被爆画家の思いは熱きシンフォニーの如く

文と切り絵 天谷静雄(宇都宮市)



ゆく秋の 大和の国の 薬師寺の
       塔の上なる 一ひらの雲
                佐々木 信綱

 私が古都奈良を最初に訪れたのは中学の修学旅行の時だった。 当時、十四歳の私が楽しい旅行気分になれなかったのは、癌末期の母親を抱えて、遠くはるかにその安否を思い続けていたからであった。 あれから数十年、久々に訪れた薬師寺境内は金堂と西塔も立派に再建され、創建当時のきらびやかな姿に生まれ変わっていた。

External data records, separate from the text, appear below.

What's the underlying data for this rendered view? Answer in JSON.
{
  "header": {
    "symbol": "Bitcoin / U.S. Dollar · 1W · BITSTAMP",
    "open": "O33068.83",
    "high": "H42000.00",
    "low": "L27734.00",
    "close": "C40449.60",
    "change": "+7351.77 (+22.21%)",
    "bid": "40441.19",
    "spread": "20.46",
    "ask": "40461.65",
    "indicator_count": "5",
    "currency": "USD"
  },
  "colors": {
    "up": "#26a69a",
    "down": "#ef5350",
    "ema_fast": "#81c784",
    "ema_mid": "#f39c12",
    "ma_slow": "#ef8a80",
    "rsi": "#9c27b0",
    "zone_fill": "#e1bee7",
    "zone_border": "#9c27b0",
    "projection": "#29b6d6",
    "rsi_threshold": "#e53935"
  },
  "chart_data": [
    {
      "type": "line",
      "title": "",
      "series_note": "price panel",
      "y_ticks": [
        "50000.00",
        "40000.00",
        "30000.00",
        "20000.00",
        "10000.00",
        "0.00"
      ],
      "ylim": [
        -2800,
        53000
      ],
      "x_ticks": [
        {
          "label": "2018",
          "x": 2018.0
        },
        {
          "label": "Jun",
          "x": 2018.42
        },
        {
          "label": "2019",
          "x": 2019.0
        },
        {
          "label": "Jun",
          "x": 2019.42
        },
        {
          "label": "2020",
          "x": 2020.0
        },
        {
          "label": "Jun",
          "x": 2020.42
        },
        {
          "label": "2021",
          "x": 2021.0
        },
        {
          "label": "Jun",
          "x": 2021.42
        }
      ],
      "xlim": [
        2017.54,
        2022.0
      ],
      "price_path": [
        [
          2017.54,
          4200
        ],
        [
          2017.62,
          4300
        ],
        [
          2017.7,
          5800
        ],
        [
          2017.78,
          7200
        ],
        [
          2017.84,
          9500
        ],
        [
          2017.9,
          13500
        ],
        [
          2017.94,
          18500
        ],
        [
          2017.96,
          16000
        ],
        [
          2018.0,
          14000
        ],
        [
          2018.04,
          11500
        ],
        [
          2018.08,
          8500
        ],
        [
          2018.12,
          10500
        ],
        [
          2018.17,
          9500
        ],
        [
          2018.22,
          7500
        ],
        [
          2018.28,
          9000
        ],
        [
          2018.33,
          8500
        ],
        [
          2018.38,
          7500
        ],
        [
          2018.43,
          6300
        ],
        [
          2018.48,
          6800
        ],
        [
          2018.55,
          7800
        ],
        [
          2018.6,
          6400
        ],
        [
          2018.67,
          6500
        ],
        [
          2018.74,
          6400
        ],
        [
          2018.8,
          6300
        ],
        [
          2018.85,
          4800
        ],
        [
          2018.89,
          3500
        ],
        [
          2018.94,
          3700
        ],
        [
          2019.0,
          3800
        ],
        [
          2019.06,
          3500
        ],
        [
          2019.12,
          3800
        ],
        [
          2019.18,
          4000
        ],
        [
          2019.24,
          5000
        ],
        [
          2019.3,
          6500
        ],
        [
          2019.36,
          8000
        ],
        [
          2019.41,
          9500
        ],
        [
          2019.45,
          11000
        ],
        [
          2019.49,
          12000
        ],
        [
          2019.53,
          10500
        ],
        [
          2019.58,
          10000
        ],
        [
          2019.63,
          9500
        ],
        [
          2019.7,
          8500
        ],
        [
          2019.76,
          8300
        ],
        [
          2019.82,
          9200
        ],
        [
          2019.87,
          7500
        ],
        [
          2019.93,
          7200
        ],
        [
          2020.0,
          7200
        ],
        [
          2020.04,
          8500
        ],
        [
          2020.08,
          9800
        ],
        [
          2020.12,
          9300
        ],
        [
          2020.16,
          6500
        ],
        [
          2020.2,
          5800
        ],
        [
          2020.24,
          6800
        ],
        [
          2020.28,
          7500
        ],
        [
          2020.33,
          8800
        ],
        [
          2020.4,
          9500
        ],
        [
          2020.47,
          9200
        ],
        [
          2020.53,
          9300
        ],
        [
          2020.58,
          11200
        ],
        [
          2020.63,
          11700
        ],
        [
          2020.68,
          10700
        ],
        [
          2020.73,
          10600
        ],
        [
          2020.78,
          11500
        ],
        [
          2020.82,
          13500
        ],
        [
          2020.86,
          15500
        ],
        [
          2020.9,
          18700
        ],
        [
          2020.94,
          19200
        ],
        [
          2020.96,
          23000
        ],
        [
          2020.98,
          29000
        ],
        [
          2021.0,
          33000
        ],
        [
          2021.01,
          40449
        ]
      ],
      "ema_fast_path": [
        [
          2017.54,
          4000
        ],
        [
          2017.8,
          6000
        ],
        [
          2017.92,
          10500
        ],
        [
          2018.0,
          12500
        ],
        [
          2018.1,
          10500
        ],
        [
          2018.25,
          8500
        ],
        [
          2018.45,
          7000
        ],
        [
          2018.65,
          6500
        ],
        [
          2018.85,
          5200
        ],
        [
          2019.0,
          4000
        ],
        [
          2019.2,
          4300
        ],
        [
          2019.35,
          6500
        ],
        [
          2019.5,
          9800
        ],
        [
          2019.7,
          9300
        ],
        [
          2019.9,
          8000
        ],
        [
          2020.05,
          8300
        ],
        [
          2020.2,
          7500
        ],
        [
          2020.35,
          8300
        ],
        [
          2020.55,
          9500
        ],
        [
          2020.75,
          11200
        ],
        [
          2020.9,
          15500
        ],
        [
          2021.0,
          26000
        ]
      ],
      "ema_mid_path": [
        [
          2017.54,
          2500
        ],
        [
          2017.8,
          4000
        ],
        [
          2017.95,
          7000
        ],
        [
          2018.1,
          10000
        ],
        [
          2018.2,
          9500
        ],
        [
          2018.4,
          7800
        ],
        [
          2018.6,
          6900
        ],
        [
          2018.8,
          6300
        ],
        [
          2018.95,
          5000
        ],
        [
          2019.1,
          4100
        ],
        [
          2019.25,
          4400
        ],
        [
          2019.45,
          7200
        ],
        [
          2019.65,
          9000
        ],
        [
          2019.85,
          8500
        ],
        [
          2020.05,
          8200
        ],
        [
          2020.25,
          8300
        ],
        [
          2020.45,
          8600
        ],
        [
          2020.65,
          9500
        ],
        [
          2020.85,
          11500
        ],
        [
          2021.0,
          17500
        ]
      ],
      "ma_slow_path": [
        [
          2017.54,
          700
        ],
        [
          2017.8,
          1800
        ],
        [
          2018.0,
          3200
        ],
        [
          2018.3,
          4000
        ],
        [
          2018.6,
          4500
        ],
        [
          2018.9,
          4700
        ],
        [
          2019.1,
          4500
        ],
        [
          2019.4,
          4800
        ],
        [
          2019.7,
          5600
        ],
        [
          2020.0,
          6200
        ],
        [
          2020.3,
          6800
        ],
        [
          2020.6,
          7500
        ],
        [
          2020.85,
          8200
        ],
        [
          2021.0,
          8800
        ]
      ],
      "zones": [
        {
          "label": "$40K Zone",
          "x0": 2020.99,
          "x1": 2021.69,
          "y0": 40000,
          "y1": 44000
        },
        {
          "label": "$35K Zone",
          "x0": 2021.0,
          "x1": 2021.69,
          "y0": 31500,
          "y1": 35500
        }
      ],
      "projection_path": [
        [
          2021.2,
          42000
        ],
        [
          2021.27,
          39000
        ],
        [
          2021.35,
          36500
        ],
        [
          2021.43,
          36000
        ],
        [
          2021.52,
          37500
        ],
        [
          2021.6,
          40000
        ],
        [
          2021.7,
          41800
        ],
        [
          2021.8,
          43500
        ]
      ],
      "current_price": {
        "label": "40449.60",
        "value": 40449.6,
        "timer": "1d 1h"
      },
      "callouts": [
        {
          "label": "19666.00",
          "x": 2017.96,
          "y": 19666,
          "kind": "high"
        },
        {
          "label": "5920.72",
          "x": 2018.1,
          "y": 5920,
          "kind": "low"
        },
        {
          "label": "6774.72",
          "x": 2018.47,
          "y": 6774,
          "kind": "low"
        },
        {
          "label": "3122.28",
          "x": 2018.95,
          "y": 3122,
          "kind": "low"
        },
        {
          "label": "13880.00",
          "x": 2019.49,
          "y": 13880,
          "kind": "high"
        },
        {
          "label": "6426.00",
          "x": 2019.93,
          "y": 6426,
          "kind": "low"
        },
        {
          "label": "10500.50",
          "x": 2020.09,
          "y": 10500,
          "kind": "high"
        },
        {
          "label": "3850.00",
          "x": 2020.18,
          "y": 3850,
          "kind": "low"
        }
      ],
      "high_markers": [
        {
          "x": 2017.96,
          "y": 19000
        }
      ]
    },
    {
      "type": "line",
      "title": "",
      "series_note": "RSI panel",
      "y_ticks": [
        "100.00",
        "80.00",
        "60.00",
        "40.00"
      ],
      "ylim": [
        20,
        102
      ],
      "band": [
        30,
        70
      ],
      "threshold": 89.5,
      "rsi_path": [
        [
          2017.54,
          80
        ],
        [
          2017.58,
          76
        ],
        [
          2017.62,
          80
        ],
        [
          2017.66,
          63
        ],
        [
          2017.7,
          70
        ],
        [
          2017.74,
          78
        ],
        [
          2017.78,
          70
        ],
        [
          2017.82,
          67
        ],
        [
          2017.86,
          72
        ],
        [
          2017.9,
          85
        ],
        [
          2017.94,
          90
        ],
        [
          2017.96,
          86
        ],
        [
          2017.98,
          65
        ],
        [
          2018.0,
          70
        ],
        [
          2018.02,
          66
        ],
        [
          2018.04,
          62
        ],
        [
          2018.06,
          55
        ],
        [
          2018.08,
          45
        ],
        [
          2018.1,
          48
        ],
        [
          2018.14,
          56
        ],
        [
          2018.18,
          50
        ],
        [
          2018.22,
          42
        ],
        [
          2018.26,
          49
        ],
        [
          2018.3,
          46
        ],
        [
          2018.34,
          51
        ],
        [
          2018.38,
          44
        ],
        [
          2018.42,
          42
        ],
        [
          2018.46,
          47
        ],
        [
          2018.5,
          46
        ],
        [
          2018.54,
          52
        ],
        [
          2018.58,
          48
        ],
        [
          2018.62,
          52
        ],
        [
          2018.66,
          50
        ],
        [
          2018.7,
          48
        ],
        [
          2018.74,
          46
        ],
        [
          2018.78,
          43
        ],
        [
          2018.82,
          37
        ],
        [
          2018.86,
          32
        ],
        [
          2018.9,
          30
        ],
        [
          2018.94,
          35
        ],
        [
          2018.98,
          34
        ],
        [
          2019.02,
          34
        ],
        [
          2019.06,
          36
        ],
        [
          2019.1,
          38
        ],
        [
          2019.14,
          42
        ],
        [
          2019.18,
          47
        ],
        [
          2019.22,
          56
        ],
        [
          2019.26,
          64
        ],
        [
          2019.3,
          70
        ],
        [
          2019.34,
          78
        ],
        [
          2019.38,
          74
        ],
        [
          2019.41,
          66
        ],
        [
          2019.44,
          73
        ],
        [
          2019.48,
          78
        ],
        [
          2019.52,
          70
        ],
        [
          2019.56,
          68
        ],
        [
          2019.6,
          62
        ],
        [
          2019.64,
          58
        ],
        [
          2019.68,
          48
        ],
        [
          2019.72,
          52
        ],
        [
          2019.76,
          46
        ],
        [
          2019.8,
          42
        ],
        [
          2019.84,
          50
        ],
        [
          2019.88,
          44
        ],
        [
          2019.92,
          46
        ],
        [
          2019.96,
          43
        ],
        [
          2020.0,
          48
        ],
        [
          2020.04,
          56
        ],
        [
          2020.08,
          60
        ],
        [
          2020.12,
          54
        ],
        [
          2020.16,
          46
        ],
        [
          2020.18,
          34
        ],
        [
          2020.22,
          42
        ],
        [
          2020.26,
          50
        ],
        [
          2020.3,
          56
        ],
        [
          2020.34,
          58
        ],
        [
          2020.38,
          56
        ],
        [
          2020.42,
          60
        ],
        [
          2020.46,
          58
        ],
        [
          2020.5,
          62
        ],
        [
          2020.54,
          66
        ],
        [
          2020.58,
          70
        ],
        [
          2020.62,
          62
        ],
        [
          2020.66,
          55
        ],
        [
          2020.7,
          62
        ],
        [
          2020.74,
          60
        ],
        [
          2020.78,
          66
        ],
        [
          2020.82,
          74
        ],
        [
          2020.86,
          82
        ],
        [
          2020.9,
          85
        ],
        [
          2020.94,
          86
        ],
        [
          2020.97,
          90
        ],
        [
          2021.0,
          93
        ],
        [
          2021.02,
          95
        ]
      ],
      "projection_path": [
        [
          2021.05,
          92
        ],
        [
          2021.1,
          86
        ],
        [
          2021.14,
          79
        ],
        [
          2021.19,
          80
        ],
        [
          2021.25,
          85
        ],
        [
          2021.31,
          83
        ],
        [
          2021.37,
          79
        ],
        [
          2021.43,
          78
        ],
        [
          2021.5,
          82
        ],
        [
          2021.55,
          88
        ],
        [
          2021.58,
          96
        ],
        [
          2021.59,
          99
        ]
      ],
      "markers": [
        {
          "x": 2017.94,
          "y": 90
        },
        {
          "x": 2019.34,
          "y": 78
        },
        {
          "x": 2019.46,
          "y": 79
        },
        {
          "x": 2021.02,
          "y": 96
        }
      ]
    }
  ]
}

 白鳳の美を伝える東塔は修復工事のテントに覆われて見えず。 かつて粗末な金堂の奥に生命の光の満ち溢れた薬師三尊を拝み、フェノロサにより「凍れる音楽」と讃えられた古塔を仰いで感激、感動した昔の記憶をよみがえらせるすべはもう無い。 これも故高田好胤管長の発願により七〇年代以降、着々と「白鳳伽藍」復興に尽力し、写経勧進をもってその費用に当てた結果だと言う。

 私にとっては古寺の雰囲気が失われて残念な思いととまどいはあり。 日本人の美意識はよく「滅びの美学」にあると言われる。 しかし観光寺院に止まるのではなく、仏教者の立場から信仰を形にしようとする真剣な努力はそれはそれとして是認されることではあろう。

 ところで寺域の北隣りには団体客も受け入れられる大きな写経場ができており、その奥には平成の新たな伽藍として玄奘三蔵院と言うのが作られていた。 ここには平山郁夫画伯がシルクロードを旅して描いた日本画の大作が飾られていると言うので、ついでに拝観して来た。

 そこには「西方浄土須弥山」と「明けゆく長安大雁塔」を中心に横幅49mにも及ぶ長大な壁画が展示されている。 ここでなぜ玄奘三蔵かと言えば、玄奘三蔵が国禁を破って唐から西域を経て遠くインドにまで旅し、膨大な経典を持ち帰ることに成功し、その翻訳を実現したことが、日本への仏教伝来へつながっている。 そう言う歴史認識からだと言う。

 平山郁夫と言えば東京芸大の学長もつとめたことがある日本画界の第一人者だ。 1930年(昭和5年)瀬戸内海の小島に生まれた平山画伯は旧制中学時代、勤労動員で訪れた広島への原爆投下により被爆し、後に被爆後遺症(白血球減少)で苦しむことになる。 とくに大学の助手時代に学生とともに訪れた青森・八甲田のスケッチ旅行の頃が最悪だったが、不思議にもこの時期から体調が回復してきた。

 一時は死も覚悟した彼だったが、院展に出品し入選したのが玄奘三蔵をテーマとする「仏教伝来」と言う作品だった。 そのことが縁で、平山の作品テーマは仏教とそれを伝えたシルクロードへとつながって行く。

 シルクロードへの取材旅行は文字通り命がけであり、それを支えた妻美知子さんの内助の功もあった。 経済的にも困窮し、生まれたばかりの長男を島の実家の両親に預けると言うことまでした。 構想から三十年余を経て、薬師寺に大壁画「大唐西域記」が完成、公開されたのは2001年1月1日だった。 二十一世紀の幕開けにふさわしい快挙であったが、惜しくもその8年後には79歳で永眠されている。

 年譜をたどればその一生は玄奘三蔵の道とも重なり、平和への祈りに明け暮れた毎日であった。 平山のシルクロードの旅は、わが国の画壇史に偉大な足跡をもたらしただけでなく、遺跡の保存修理活動などを通じて、世界を舞台にした文化大使としての役目も果たされた。 目の前の大壁画を通して、平山の執念と熱き思いはシンフォニーの如く私の心にも伝わってきた。 そして奇しくもこの壁画と出会うことにより、人類生存の緊急課題としての核廃絶の必要を痛感した今回の古都奈良訪問とはなった。